The first thing I would recommend doing is finding a spot in your yard that you can get some extra dirt and put about 2-3 shovel-fulls in the 5 gallon bucket for each daylilly that you will be splitting. If you MUST, you can buy planting soil from your local home improvement store or nursery, but why spend the money; you have perfectly good soil in your yard. Do not overfill the bucket past the point that you can carry it, and if you're splitting a lot of daylillies, make sure to use a wheel barrow instead.

The shovel is going to be the main star of today's show. There are many types of daylilies, but for the most part, the splitting is the same. The stella d'oro variety (the ones that look more like bushhes or the hair from a troll doll), simply require that you place the shovel tip right down the center of the plant and give the shovel a good stomp with your foot. Remove the half that you're digging up and fill the hole with the dirt that you have in the 5 gallon bucket or wheel barrow. Give it a little water and the splitting part is complete.

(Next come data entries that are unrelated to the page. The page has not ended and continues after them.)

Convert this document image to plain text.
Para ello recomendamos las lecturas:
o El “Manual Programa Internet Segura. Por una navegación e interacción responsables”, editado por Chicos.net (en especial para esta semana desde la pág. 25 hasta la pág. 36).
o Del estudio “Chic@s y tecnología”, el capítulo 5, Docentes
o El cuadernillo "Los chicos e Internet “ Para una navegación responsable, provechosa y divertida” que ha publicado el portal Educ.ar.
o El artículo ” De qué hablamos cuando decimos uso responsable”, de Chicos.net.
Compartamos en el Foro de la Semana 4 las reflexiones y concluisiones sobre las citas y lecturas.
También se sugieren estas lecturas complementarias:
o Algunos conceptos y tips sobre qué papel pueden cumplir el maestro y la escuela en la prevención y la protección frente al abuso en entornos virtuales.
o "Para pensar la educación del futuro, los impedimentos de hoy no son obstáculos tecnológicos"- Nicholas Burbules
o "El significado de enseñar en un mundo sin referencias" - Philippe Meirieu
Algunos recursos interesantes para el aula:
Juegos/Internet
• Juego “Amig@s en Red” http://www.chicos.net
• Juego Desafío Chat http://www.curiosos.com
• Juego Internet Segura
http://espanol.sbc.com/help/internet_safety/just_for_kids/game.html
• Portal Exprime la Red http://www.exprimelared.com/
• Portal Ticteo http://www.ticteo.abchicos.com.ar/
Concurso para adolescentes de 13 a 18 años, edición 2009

Now take the part of the plant that you removed from the ground and move it to its new location. Dig a hole deep enough to cover up the tubers or roots and fill it with dirt while suspending the daylilly at just the right height above the hole. Tamp the dirt with your foot and give it plenty of water over the next few days. You may notice the plant turning yellow during this time. This is normal and is simply shock. The plant should come back full steam ahead next season.

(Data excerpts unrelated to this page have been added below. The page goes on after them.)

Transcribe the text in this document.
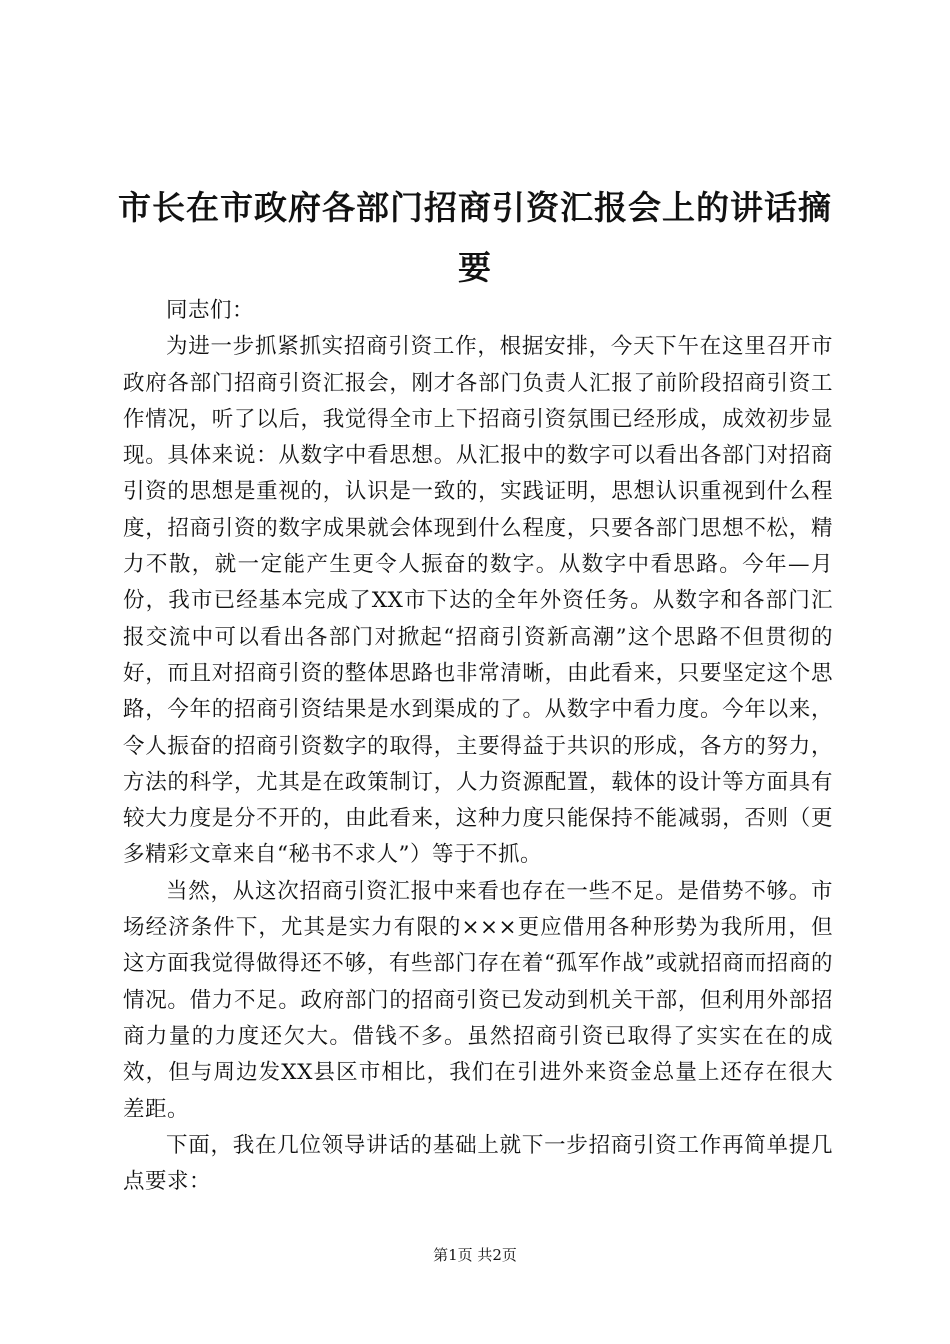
市长在市政府各部门招商引资汇报会上的讲话摘要

同志们：

为进一步抓紧抓实招商引资工作，根据安排，今天下午在这里召开市政府各部门招商引资汇报会，刚才各部门负责人汇报了前阶段招商引资工作情况，听了以后，我觉得全市上下招商引资氛围已经形成，成效初步显现。具体来说：从数字中看思想。从汇报中的数字可以看出各部门对招商引资的思想是重视的，认识是一致的，实践证明，思想认识重视到什么程度，招商引资的数字成果就会体现到什么程度，只要各部门思想不松，精力不散，就一定能产生更令人振奋的数字。从数字中看思路。今年—月份，我市已经基本完成了XX市下达的全年外资任务。从数字和各部门汇报交流中可以看出各部门对掀起“招商引资新高潮”这个思路不但贯彻的好，而且对招商引资的整体思路也非常清晰，由此看来，只要坚定这个思路，今年的招商引资结果是水到渠成的了。从数字中看力度。今年以来，令人振奋的招商引资数字的取得，主要得益于共识的形成，各方的努力，方法的科学，尤其是在政策制订，人力资源配置，载体的设计等方面具有较大力度是分不开的，由此看来，这种力度只能保持不能减弱，否则（更多精彩文章来自“秘书不求人”）等于不抓。

当然，从这次招商引资汇报中来看也存在一些不足。是借势不够。市场经济条件下，尤其是实力有限的×××更应借用各种形势为我所用，但这方面我觉得做得还不够，有些部门存在着“孤军作战”或就招商而招商的情况。借力不足。政府部门的招商引资已发动到机关干部，但利用外部招商力量的力度还欠大。借钱不多。虽然招商引资已取得了实实在在的成效，但与周边发XX县区市相比，我们在引进外来资金总量上还存在很大差距。

下面，我在几位领导讲话的基础上就下一步招商引资工作再简单提几点要求：

第1页 共2页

The splitting process is identical with larger varieties of daylilies, but you can see the "fans" more clearly and a little extra precaution should be taken with the angle of the shovel. It is very easy to separate the fan from the tube or root system. Do not worry, you will not be a murderer, the original plant will regrow, but you will not have much to transplant at the new location.

Keep the obsession and happy gardening!